Take my advice with a pinch of salt; I've been a full-time Tableau developer in Germany for 5 years. In Tableau jobs, you rarely need raw SQL (e.g., SELECT FROM ...). Raw SQL is overrated, in my view. However, you need to understand databases (joins, referential integrity, partion, granularity...). In short, lean the basics of raw SQL and do learn as much Tableau as you can (Tableau Prep, Tableau Desktop, & Tableau Server [not admin, but publishing, architecture, publishing data sources, Prep Conductor...]). Good luck!
@@PatrickBateman12420 thank you for your advice sir, as a beginner, I need some more guidance..
How much tableau prep knowledge, because there is not much resources, can you share the link to learn, it will be helpful..
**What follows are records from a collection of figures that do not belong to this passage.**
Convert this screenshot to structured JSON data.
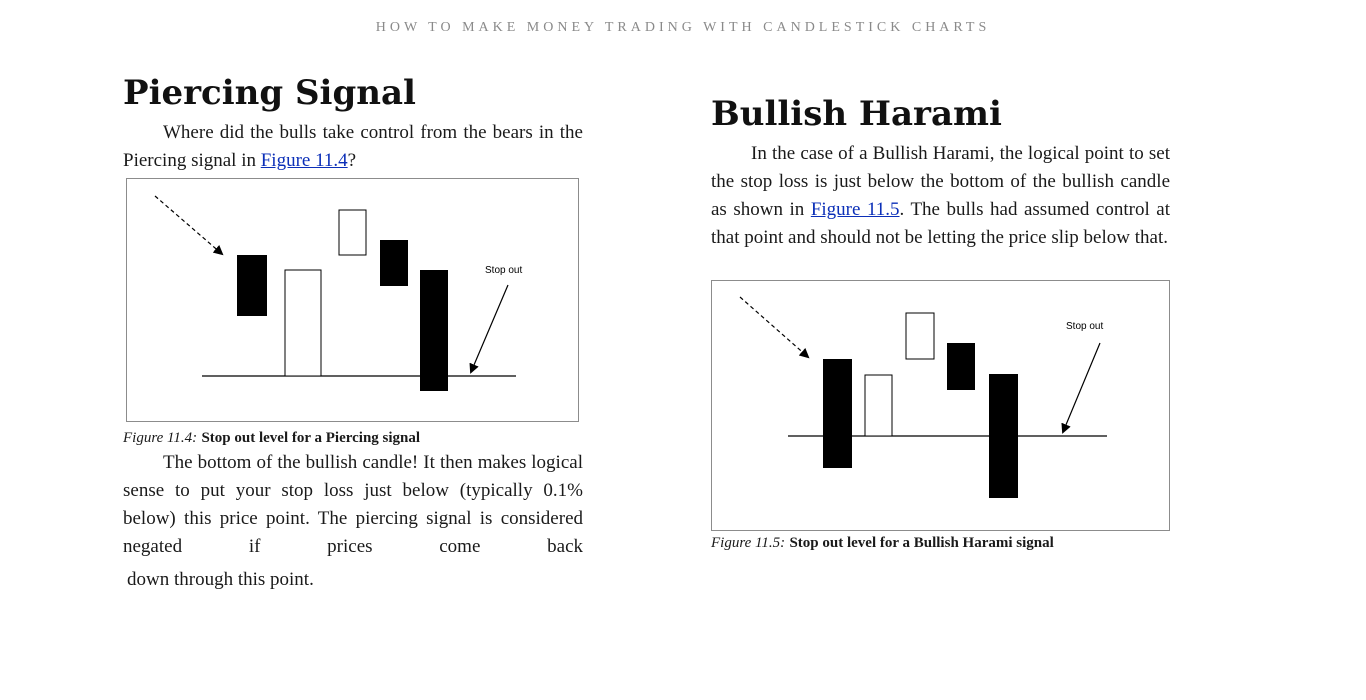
{
  "running_head": "HOW TO MAKE MONEY TRADING WITH CANDLESTICK CHARTS",
  "left": {
    "heading": "Piercing Signal",
    "para1_before": "Where did the bulls take control from the bears in the Piercing signal in ",
    "para1_link": "Figure 11.4",
    "para1_after": "?",
    "figure": {
      "label": "Stop out",
      "caption_num": "Figure 11.4:",
      "caption_title": "Stop out level for a Piercing signal"
    },
    "para2": "The bottom of the bullish candle! It then makes logical sense to put your stop loss just below (typically 0.1% below) this price point. The piercing signal is considered negated if prices come back",
    "para2_last": "down through this point."
  },
  "right": {
    "heading": "Bullish Harami",
    "para1_before": "In the case of a Bullish Harami, the logical point to set the stop loss is just below the bottom of the bullish candle as shown in ",
    "para1_link": "Figure 11.5",
    "para1_after": ". The bulls had assumed control at that point and should not be letting the price slip below that.",
    "figure": {
      "label": "Stop out",
      "caption_num": "Figure 11.5:",
      "caption_title": "Stop out level for a Bullish Harami signal"
    }
  }
}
@@sumitbarua9121 Hard to say in your case. I've been a full-time Tableau-only freelancer for 5 years in Germany. In general, the requirements for Tableau Prep are quite basic (pivots, unions, filter, output flow ...). My advice: learn only the basics - most work is done on the Desktop. If it gets advanced, your basic skills will be enough to understand the problem at hoc. A great book: GETTING UP AND RUNNING WITH TABLEAU PREP.
PS: investing time and effort in Prep/ETL is worth it, I think. We understand the data much better and Prep is fun! Really.
Well explained..have a question I have a requirement in my project to show different color for the part of the bar that met the goal and past the goal amount.say 100 is goal and current value is 150. Till 100 one color and from 100-150 different color. Can we achieve this if yes could you please provide steps to accomplish it..thanks in advance.
😍loved it.
I liked the thumbnail👍
Thank you.
Very clear
Thank you Kelvin!
Hi madam...how is career in tableau... I am from india... Is USA and canada better for tableau jobs?
Thanks Sivudu. I think it will depend on the industry as well, but I do see it often as either a must-have or good-to-have in certain postings.
Thanks!
Thank you so much Tammam!
it will be great if you provide a same dataset for the practice along with the video.
The Tableau Public workbook link is attached. Thus, the data can be downloaded.